At larger distance from PTV, Acuros^® and AAA underestimate delivered doses compared to measurements in 3DCRT and VMAT. This underestimation increases with distance to beams and is more important in VMAT as doses are calculated further. In VMAT, the doses calculated with AAA decrease rapidly at 10 cm from field edge whereas Acuros^® calculates a slower slope. Differences between Acuros^® and measurements reach −91.2% in VMAT and −60.4% in 3DCRT at 15 cm from PTV edge.
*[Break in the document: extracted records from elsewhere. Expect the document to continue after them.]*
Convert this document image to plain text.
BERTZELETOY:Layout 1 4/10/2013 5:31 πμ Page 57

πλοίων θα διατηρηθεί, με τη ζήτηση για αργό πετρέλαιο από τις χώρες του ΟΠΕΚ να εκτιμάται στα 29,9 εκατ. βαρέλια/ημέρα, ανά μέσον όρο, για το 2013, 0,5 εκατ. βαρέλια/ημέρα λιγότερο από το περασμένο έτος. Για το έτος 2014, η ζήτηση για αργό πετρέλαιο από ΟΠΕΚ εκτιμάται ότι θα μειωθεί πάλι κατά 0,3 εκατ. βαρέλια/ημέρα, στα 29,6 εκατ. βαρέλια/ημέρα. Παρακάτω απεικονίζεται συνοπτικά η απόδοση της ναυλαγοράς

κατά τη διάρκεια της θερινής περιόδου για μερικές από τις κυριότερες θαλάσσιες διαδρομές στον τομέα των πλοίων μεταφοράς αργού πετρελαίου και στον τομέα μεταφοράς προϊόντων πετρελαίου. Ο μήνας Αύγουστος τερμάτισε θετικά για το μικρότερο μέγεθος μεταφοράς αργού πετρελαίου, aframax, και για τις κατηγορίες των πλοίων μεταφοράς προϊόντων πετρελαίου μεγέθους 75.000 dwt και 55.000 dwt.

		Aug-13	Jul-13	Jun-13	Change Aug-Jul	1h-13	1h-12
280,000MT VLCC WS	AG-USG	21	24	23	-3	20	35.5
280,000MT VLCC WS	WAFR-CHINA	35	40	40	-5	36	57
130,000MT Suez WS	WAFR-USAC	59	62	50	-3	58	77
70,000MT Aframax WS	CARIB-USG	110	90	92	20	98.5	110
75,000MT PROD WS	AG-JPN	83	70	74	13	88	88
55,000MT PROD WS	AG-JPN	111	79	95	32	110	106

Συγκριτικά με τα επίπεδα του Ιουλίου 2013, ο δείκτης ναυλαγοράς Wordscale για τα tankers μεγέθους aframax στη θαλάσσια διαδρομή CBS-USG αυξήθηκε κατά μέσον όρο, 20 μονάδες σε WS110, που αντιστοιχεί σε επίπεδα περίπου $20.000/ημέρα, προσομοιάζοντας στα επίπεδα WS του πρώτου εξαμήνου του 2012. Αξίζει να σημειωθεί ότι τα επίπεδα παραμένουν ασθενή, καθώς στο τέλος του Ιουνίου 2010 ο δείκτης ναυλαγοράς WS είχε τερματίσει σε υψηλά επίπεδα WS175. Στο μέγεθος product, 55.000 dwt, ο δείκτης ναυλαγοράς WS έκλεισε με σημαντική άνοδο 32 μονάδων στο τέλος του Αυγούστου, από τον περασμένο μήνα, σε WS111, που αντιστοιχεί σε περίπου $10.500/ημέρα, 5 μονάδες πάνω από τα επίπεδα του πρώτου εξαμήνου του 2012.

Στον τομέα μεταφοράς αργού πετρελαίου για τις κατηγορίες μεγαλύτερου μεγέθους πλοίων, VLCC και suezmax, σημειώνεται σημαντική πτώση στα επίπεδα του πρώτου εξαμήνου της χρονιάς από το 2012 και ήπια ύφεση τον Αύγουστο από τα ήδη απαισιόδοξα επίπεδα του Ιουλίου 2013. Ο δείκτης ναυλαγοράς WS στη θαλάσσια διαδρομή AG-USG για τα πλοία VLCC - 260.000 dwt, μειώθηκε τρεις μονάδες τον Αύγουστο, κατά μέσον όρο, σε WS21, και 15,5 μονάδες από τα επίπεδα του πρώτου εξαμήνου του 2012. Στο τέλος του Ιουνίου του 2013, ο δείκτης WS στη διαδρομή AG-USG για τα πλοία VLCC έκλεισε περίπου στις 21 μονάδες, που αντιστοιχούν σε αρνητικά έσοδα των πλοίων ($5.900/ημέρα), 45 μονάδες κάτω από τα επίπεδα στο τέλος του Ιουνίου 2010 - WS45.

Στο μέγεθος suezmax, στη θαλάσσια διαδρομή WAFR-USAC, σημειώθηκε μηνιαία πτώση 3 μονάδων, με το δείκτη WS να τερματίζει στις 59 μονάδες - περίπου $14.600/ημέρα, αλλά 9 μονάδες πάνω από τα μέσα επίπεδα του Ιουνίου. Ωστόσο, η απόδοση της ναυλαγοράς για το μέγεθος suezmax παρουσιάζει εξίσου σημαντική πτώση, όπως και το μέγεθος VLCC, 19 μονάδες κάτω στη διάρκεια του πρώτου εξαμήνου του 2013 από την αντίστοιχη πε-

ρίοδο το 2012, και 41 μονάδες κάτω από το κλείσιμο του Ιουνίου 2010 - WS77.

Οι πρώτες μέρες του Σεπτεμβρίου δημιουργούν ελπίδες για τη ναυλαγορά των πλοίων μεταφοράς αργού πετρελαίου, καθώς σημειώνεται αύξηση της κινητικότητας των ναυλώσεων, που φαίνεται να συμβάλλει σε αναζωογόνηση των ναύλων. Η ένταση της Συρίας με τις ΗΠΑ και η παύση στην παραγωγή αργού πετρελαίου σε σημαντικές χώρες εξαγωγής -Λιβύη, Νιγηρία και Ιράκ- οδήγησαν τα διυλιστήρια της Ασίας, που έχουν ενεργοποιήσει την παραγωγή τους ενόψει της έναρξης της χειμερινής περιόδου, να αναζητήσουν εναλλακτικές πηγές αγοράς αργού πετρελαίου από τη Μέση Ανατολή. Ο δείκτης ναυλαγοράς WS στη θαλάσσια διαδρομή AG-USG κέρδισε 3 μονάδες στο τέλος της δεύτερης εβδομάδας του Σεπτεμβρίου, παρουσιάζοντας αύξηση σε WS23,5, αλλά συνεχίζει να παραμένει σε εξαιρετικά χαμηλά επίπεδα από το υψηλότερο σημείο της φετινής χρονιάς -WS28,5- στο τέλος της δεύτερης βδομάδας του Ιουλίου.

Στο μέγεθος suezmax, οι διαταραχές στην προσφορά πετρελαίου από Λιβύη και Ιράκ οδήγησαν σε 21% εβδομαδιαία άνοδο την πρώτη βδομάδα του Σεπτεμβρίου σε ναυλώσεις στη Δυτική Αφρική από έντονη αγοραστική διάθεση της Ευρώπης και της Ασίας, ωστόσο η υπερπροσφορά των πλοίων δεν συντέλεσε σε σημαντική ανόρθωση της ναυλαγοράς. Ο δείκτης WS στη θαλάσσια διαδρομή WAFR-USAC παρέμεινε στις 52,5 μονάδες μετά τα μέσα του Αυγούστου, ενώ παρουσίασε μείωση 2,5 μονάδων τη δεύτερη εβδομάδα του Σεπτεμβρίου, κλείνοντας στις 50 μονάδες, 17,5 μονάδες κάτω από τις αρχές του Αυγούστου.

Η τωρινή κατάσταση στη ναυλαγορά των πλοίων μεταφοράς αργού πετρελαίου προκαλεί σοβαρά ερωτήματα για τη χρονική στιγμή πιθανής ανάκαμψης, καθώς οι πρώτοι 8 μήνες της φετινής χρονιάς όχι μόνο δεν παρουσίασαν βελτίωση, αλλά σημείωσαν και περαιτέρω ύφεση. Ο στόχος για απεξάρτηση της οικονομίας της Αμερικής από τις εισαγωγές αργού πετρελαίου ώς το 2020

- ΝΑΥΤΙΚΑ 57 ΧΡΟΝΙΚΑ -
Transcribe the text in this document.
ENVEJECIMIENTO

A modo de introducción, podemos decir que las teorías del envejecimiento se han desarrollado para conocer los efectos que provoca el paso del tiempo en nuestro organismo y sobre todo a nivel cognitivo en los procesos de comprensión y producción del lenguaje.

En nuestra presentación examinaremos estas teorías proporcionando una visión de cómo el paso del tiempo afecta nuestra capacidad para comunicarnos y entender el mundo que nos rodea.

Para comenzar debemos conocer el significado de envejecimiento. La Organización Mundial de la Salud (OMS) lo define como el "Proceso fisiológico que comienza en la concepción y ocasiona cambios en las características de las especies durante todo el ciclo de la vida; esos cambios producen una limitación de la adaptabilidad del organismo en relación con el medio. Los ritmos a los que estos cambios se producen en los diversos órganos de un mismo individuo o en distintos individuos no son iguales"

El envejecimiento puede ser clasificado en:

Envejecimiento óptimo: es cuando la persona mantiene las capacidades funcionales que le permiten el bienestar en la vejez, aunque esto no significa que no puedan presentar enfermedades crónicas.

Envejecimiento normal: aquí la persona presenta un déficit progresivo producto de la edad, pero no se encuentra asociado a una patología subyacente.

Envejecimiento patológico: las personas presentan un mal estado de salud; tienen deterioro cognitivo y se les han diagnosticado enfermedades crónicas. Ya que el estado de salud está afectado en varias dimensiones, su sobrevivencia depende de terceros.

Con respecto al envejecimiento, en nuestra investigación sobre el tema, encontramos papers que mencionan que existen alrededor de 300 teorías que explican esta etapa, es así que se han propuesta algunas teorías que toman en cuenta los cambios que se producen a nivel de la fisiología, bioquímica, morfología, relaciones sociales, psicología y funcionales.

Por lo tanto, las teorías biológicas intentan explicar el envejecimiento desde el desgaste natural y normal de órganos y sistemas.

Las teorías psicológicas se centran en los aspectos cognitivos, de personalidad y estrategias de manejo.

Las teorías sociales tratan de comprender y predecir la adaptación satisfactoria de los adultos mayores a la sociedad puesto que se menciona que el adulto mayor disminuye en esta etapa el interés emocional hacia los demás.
Finally, AAA and measurements are in agreement for the Halcyon study, except from approximatively 20 cm of field edge where the TPS does not respect the dose decrease with distance and provides null values beyond that point. Regarding the AAA algorithm, the agreement between calculation and measurements proves to be different depending on radiotherapy technique (Fig. 5).

Organs doses

Mean dose differences obtained in 2D at films levels and in 3D using the reconstruction tool for organs located outside the beams are given in Table 6. Thus, the outlined organs which are not crossed by films are consequently not listed in this table. Moreover, DVH obtained with measurements and TPS are represented in Fig. 6 for 3DCRT and VMAT.

TABLE 6.

Relative dose differences (%) between calculated and measured doses within organs in 2D and 3D.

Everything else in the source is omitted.